5. The semiconductor device according to claim 3, wherein each of the first die pad and the second die pad has a reverse surface facing away from where the semiconductor element is located in the thickness direction, and

the reverse surface is exposed from the sealing resin.

6. The semiconductor device according to claim 5, further comprising a plurality of terminal leads positioned relative to the first die pad and the second die pad in a sense of the second direction, which is opposite from another sense of the second direction in which the second end surface faces,

wherein at least one of the terminal leads is electrically connected to the semiconductor element, and

a portion of each of the terminal leads is covered with the sealing resin.

7. The semiconductor device according to claim 6, wherein the plurality of terminal leads are arranged in the first direction.

8. The semiconductor device according to claim 6, wherein the first die pad has a third end surface facing away from the second end surface in the second direction, and a second corner end surface located between the first end surface and the third end surface and at a corner of the first die pad,

the third end surface and the second corner end surface are covered with the sealing resin,

the second corner end surface is a flat surface inclined relative to the first end surface and the third end surface, and

one of a third inclination angle of the second corner end surface relative to the first end surface and a fourth inclination angle of the second corner end surface relative to the third end surface is in the range of 60° to 85° both inclusive.

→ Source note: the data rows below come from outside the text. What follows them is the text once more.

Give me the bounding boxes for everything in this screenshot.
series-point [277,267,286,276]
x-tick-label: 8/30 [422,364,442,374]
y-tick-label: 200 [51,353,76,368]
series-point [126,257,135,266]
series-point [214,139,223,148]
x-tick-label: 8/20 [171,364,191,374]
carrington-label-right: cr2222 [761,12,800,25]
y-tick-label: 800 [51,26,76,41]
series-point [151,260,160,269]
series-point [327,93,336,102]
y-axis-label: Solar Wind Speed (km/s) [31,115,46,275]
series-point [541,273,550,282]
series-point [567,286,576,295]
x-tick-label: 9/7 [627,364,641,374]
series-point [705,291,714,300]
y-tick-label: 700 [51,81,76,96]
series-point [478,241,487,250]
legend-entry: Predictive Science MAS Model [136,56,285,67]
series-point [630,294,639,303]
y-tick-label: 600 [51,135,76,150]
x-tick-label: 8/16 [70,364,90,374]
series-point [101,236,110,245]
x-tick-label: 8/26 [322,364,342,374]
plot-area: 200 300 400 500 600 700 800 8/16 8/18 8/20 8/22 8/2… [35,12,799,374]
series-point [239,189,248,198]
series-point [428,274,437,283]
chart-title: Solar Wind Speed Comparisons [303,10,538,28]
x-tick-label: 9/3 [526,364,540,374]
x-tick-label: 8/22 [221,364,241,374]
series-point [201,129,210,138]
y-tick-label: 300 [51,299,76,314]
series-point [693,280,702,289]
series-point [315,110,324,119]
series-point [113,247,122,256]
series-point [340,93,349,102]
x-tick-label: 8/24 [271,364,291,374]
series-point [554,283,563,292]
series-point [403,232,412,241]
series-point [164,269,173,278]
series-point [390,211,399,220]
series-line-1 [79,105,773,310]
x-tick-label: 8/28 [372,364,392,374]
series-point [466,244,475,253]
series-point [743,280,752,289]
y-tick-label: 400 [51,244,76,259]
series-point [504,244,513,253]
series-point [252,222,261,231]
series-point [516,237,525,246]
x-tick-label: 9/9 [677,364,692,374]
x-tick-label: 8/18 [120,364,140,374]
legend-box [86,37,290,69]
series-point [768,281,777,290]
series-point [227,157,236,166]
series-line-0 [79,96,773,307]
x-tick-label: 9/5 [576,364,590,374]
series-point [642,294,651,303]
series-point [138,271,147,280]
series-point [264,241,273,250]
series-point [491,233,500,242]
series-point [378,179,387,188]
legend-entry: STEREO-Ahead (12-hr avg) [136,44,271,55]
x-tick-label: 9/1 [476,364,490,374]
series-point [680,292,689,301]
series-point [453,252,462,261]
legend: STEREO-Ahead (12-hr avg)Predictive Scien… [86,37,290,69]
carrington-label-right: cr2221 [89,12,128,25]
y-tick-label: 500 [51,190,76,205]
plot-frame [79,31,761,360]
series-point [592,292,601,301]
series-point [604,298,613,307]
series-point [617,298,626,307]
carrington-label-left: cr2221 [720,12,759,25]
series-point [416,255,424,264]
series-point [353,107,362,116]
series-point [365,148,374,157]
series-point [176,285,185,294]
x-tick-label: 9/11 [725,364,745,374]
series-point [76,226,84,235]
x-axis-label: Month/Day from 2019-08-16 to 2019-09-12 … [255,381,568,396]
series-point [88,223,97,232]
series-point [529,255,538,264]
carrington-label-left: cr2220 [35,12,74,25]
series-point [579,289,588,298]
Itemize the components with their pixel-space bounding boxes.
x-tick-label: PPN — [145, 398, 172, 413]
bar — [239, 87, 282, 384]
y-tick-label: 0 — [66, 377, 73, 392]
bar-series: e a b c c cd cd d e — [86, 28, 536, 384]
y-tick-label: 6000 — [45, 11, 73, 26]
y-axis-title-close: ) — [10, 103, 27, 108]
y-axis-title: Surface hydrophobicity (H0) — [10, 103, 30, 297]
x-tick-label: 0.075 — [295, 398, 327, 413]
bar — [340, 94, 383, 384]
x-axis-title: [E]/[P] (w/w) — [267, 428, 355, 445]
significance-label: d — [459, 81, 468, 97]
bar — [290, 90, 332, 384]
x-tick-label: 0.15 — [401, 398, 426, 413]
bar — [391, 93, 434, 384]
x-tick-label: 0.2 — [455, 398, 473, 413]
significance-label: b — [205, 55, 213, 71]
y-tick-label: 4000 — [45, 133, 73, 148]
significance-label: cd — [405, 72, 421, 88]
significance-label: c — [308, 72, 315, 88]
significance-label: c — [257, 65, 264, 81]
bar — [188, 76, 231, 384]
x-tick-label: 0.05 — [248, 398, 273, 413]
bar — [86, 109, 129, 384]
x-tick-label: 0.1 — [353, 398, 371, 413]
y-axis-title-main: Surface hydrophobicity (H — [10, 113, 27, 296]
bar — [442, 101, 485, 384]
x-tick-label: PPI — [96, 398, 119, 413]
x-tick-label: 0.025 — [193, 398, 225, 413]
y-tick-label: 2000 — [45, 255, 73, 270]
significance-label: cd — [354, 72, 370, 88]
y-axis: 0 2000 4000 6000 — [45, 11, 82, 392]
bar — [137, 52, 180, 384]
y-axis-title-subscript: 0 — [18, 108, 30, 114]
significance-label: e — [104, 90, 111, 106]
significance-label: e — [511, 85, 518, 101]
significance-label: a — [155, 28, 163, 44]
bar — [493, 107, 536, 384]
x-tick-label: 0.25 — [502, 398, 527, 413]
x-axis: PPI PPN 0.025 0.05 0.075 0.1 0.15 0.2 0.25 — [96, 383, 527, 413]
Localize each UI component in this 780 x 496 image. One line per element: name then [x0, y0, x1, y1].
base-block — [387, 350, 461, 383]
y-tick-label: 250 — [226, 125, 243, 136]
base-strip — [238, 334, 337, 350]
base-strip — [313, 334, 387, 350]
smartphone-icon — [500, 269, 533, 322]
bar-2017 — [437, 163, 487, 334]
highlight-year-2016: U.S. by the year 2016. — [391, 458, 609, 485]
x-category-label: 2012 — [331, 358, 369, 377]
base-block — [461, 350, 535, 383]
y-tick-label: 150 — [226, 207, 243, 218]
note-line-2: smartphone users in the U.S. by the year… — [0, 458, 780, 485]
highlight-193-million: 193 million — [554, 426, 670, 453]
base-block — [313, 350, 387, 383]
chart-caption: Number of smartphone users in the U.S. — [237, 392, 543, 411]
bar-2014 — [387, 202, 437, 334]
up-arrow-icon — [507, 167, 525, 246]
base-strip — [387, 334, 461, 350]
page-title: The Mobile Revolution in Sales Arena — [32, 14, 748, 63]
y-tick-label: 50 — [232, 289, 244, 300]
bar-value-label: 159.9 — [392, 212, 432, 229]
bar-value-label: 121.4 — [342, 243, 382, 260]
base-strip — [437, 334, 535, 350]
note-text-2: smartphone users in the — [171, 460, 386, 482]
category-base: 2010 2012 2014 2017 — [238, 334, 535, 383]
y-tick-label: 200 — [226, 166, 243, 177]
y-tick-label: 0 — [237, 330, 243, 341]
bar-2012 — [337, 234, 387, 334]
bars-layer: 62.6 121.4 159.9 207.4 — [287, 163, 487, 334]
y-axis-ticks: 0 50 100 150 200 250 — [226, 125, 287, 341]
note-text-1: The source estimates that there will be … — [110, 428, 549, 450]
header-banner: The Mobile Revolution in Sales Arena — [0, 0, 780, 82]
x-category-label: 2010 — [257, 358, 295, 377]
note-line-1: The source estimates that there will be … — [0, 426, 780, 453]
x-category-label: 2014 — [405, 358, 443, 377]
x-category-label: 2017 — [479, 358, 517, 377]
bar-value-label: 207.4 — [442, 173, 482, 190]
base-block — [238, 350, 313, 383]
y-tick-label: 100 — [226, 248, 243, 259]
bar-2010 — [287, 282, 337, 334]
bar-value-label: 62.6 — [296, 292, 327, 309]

9. The semiconductor device according to claim 8, wherein the first die pad has a fourth end surface facing away from the first end surface in the first direction, and a third corner end surface located between the second end surface and the fourth end surface and at a corner of the first die pad,

the fourth end surface and the third corner end surface are covered with the sealing resin, and

the third corner end surface is a flat surface inclined relative to the second end surface and the fourth end surface.

10. The semiconductor device according to claim 9, wherein the first die pad has a fourth corner end surface located between the third end surface and the fourth end surface and at a corner of the first die pad, and

the fourth corner end surface is a flat surface that is covered with the sealing resin, and that is inclined relative to the third end surface and the fourth end surface.

11. The semiconductor device according to claim 8, wherein the sealing resin has a second side surface and a third side surface facing away from each other in the second direction, and

the second end surface is located closest to the second side surface.

12. The semiconductor device according to claim 11, wherein a distance between the third end surface and the third side surface is longer than a distance between the second end surface and the second side surface.

13. The semiconductor device according to claim 12, wherein the plurality of terminal leads are exposed from the third side surface.

14. The semiconductor device according to claim 13, wherein one of the plurality of terminal leads is connected to the third end surface of the first die pad.

15. The semiconductor device according to claim 12, wherein the semiconductor element includes a first element and a second element,

the first element is mounted on the first die pad, and

the second element is mounted on the second die pad.

16. The semiconductor device according to claim 15, wherein the first element is electrically connected to the first die pad, and

the second element is electrically connected to the second die pad.

17. The semiconductor device according to claim 16, further comprising:

a first conductive member bonded to the first element and the second die pad; and

a second conductive member bonded to the second die pad and one of the plurality of terminal leads,

wherein the first conductive member and the second conductive member are covered with the sealing resin.